На секунду Велес прервался, чтобы перевести дыхание, и я поспешил воспользоваться этим, чтобы показать, что и я иногда соображаю.
– Из твоих слов выходит, что пессимист, как правило, прагматик, реалист и практик лишённый воображения, его отсутствие – один из способов защиты мозга от саморазрушения.
Велес покраснел от моей наглости, но ничего не сказал, выразив всё одним надменным взглядом, какой иногда взрослые кидают на нашкодивших детишек.
– У оптимиста – другая сторона медали, чаще всего это человек сильный и не желающий делить свой кажущийся успех с Богом, присваивая все заслуги себе и потому, не желая сознавать, что его жизненный настрой, животный магнетизм, неисчерпаемая энергия и, следовательно, успех был предопределён. И, как умные люди, склонные к допущениям, можем сделать маленькое допущение, а вдруг они правы?
Заметив, что я открываю рот, Велес поспешил продолжить.
– Но тогда, что тогда?
Старик задумался и поднял палец к небу, сделавшись похожим на Платона только что выбравшегося из своей бочки, или другого античного философа.

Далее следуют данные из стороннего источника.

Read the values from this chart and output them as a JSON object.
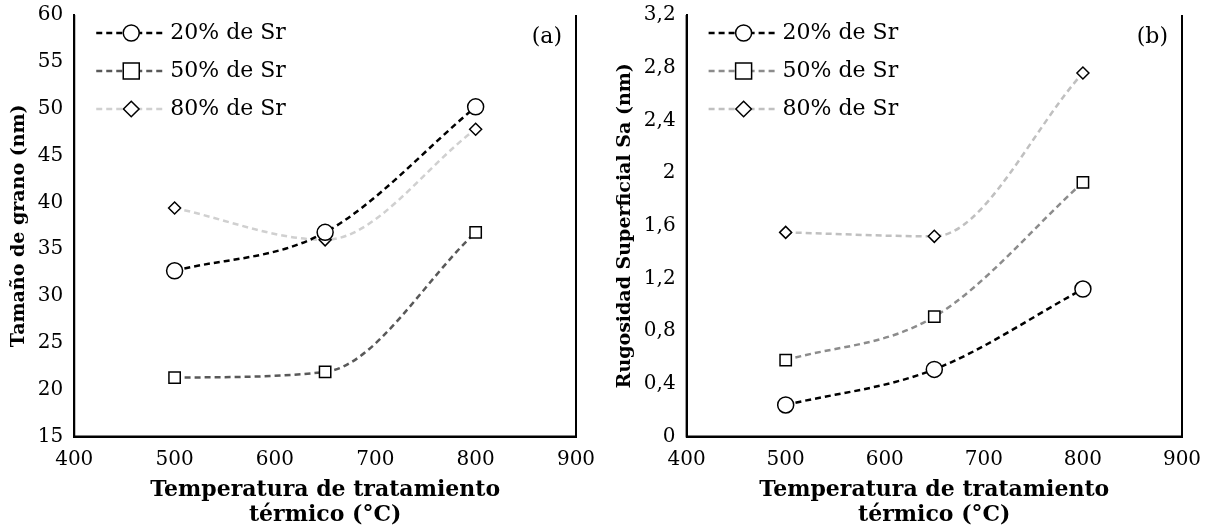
{
  "chart_data": [
    {
      "type": "line",
      "xlabel": "Temperatura de tratamiento térmico (°C)",
      "ylabel": "Tamaño de grano (nm)",
      "annotations": [
        "(a)"
      ],
      "x": [
        500,
        650,
        800
      ],
      "xlim": [
        400,
        900
      ],
      "xticks": [
        400,
        500,
        600,
        700,
        800,
        900
      ],
      "ylim": [
        15,
        60
      ],
      "yticks": [
        15,
        20,
        25,
        30,
        35,
        40,
        45,
        50,
        55,
        60
      ],
      "grid": false,
      "legend": "top left",
      "line_style": "dashed",
      "series": [
        {
          "name": "20% de Sr",
          "color": "#000000",
          "marker": "circle",
          "values": [
            32.7,
            36.8,
            50.2
          ]
        },
        {
          "name": "50% de Sr",
          "color": "#595959",
          "marker": "square",
          "values": [
            21.3,
            21.9,
            36.8
          ]
        },
        {
          "name": "80% de Sr",
          "color": "#d0d0d0",
          "marker": "diamond",
          "values": [
            39.4,
            36.0,
            47.8
          ]
        }
      ]
    },
    {
      "type": "line",
      "xlabel": "Temperatura de tratamiento térmico (°C)",
      "ylabel": "Rugosidad Superficial Sa (nm)",
      "annotations": [
        "(b)"
      ],
      "x": [
        500,
        650,
        800
      ],
      "xlim": [
        400,
        900
      ],
      "xticks": [
        400,
        500,
        600,
        700,
        800,
        900
      ],
      "ylim": [
        0,
        3.2
      ],
      "yticks": [
        0,
        {
          "value": 0.4,
          "label": "0,4"
        },
        {
          "value": 0.8,
          "label": "0,8"
        },
        {
          "value": 1.2,
          "label": "1,2"
        },
        {
          "value": 1.6,
          "label": "1,6"
        },
        2,
        {
          "value": 2.4,
          "label": "2,4"
        },
        {
          "value": 2.8,
          "label": "2,8"
        },
        {
          "value": 3.2,
          "label": "3,2"
        }
      ],
      "grid": false,
      "legend": "top left",
      "line_style": "dashed",
      "series": [
        {
          "name": "20% de Sr",
          "color": "#000000",
          "marker": "circle",
          "values": [
            0.24,
            0.51,
            1.12
          ]
        },
        {
          "name": "50% de Sr",
          "color": "#8c8c8c",
          "marker": "square",
          "values": [
            0.58,
            0.91,
            1.93
          ]
        },
        {
          "name": "80% de Sr",
          "color": "#c0c0c0",
          "marker": "diamond",
          "values": [
            1.55,
            1.52,
            2.76
          ]
        }
      ]
    }
  ]
}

– Тогда оптимист превращается в смертельно опасного хищника, пожирателя вселенной, в прямом смысле этого слова, и, чаще всего, людоеда в образном смысле этого слова. Он становится доминантом в мире вымирающих служителей морали, деспотом и тираном. Но!
– Похоже на то.
Велес поперхнулся словом, и замолчал, пытаясь ухватить конец утерянной нити мысли. Вконец рассерженный, он повернул ко мне негодующее праведным гневом лицо и гневливо вздёрнул вверх мохнатые брови.
– Не забывай, – загремел он совсем не подобающим старику басом, что тот, кто считает, что знает всё.....
– Оё! Да слышал я, слышал, не дурак...
Через секунду грозного молчания.
– Но не понял...
– Оё!
С сухим треском, дрова упали на землю. Гаят оценивающим взглядом окинул их количество и недовольно покачал головой.
– Я видел волка, – произнёс он спокойным голосом.
– В это время? Не трудно представить, что будет ночью. Нужны ещё дрова.
– Я пойду с Гаятом, а ты Велес поддерживай огонь, пока нас не будет.
Шагать по мягкой земле было легко и удобно, раны больше не донимали болью, а деревья росли достаточно далеко друг от друга, чтобы не задевать нас ветвями, что было очень хорошо, поскольку почти вся наша одежда сохла у костра. Лучи заходящего солнца забрызгивали лес красным золотом солнечных капель, воздух пропитался ими, тепло ласковым приливом проливалось в кровь алой пеной солнечного света.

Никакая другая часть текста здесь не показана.